There are several reasons why this counting process is slower. For one, depending on each state’s law, signatures need to be verified. Another factor is resources. Some election offices might not have the staffing or technology to speed up the process. Though many have spent weeks trying to prepare, time constraints and budget issues have hampered some efforts.
Plus, according to laws in states like North Carolina and Pennsylvania, some ballots received after the election must still be counted if they are postmarked by a deadline.
Election officials have stressed that accuracy is more important than speed.
Trump has disparaged mail-in voting, demanding that the election be called on election day itself, regardless of the circumstances, and has claimed that any election he does not win must be rigged. Trump himself voted by mail for this election.
He claims mail-in ballots invite fraud, which he reiterated early Wednesday morning when no clear winner had emerged. Democrats typically outperform Republicans in mail-in voting.
There has been some scant evidence of fraud linked to this process, but the vast majority of studies have suggested it isn’t a general problem.
In Pennsylvania, Democratic Gov. Tom Wolf insisted that the process going as expected.
“The delay we’re seeing is a sign that the system is working,” he said Wednesday.
“There are millions of mail-in ballots that are being counted, and that takes longer than the way we used to do it with the standard in-person voting. So we may not know the results today, but the most important thing is that we have accurate results.”
Trump’s most likely path requires him to win Pennsylvania, as well as at least one Midwestern battleground and both Southern states.
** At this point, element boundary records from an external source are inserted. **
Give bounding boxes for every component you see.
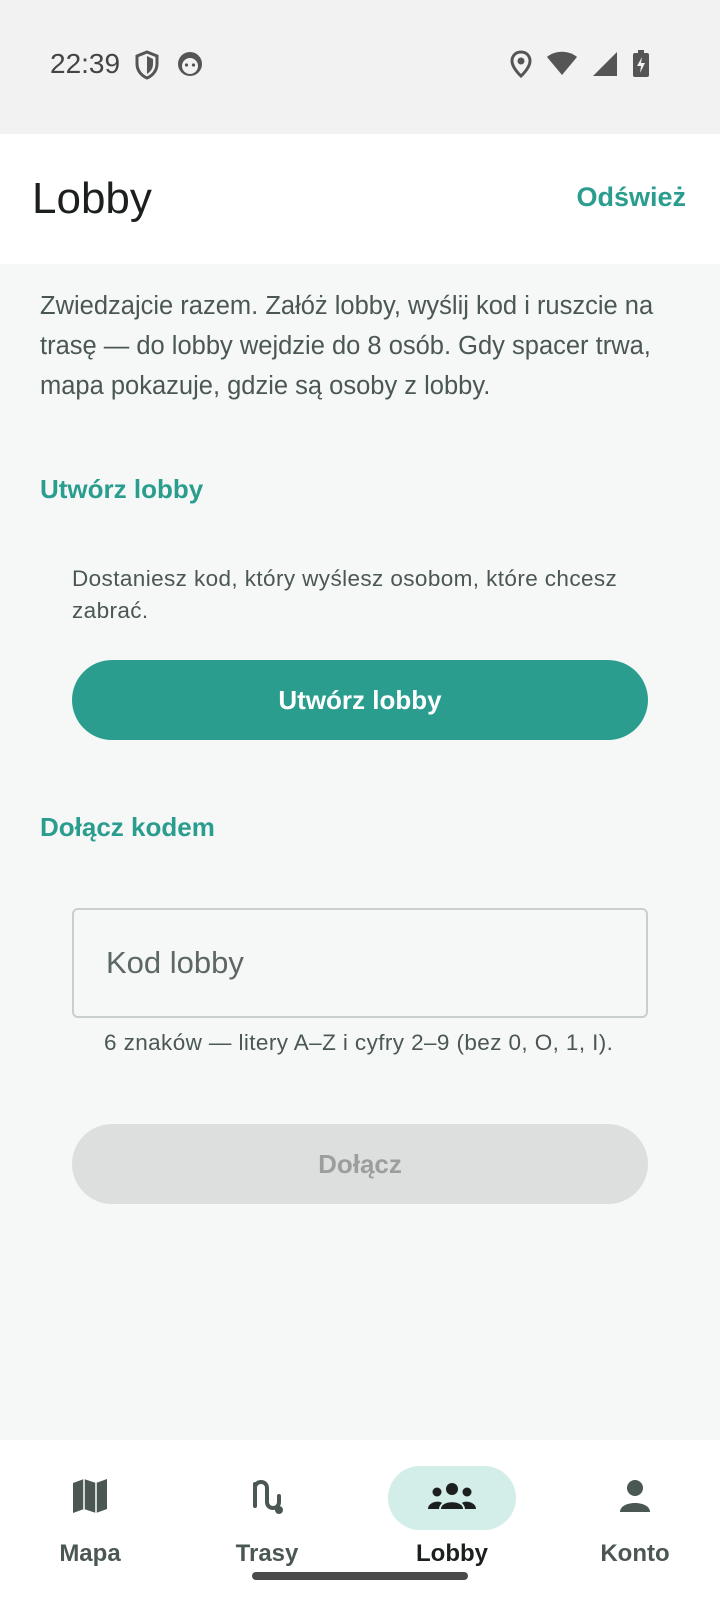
nav-item-mapa[interactable]: Mapa xyxy=(0,1462,180,1582)
nav-label-konto: Konto xyxy=(600,1540,670,1567)
nav-label-mapa: Mapa xyxy=(59,1540,121,1567)
join-by-code-header: Dołącz kodem xyxy=(40,812,215,842)
group-icon xyxy=(427,1481,477,1516)
refresh-button[interactable]: Odśwież xyxy=(576,182,686,213)
nav-label-trasy: Trasy xyxy=(235,1540,299,1567)
battery-charging-icon xyxy=(632,50,650,78)
shield-icon xyxy=(134,50,160,80)
create-lobby-button[interactable]: Utwórz lobby xyxy=(72,660,648,740)
nav-item-lobby[interactable]: Lobby xyxy=(362,1462,542,1582)
create-lobby-hint: Dostaniesz kod, który wyślesz osobom, kt… xyxy=(72,566,618,623)
route-icon xyxy=(247,1476,287,1521)
lobby-code-input[interactable] xyxy=(72,908,648,1018)
lobby-code-hint: 6 znaków — litery A–Z i cyfry 2–9 (bez 0… xyxy=(104,1030,614,1055)
nav-label-lobby: Lobby xyxy=(416,1540,488,1567)
join-button[interactable]: Dołącz xyxy=(72,1124,648,1204)
page-title: Lobby xyxy=(32,174,152,223)
nav-item-trasy[interactable]: Trasy xyxy=(177,1462,357,1582)
home-indicator[interactable] xyxy=(252,1572,468,1580)
status-time: 22:39 xyxy=(50,48,121,79)
map-icon xyxy=(70,1476,110,1521)
android-face-icon xyxy=(176,50,204,80)
create-lobby-header: Utwórz lobby xyxy=(40,474,204,504)
location-icon xyxy=(510,50,532,78)
intro-text: Zwiedzajcie razem. Załóż lobby, wyślij k… xyxy=(40,292,654,400)
nav-item-konto[interactable]: Konto xyxy=(545,1462,720,1582)
person-icon xyxy=(617,1478,653,1519)
cell-signal-icon xyxy=(592,51,618,77)
app-bar: Lobby Odśwież xyxy=(0,134,720,264)
status-bar: 22:39 xyxy=(0,0,720,134)
wifi-icon xyxy=(546,51,578,77)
Pennsylvania is also critical for Biden’s White House hopes, but he does have other paths to nab the 270 electoral votes he needs to become president.
Trump kept several other states on election night, including Texas, Iowa, Ohio and Florida — a key battleground state that saw him gain its 29 electoral votes.
Biden took predictable wins in states like California, Washington and Oregon, but also picked off states Trump sought to gain, including New Hampshire and Minnesota.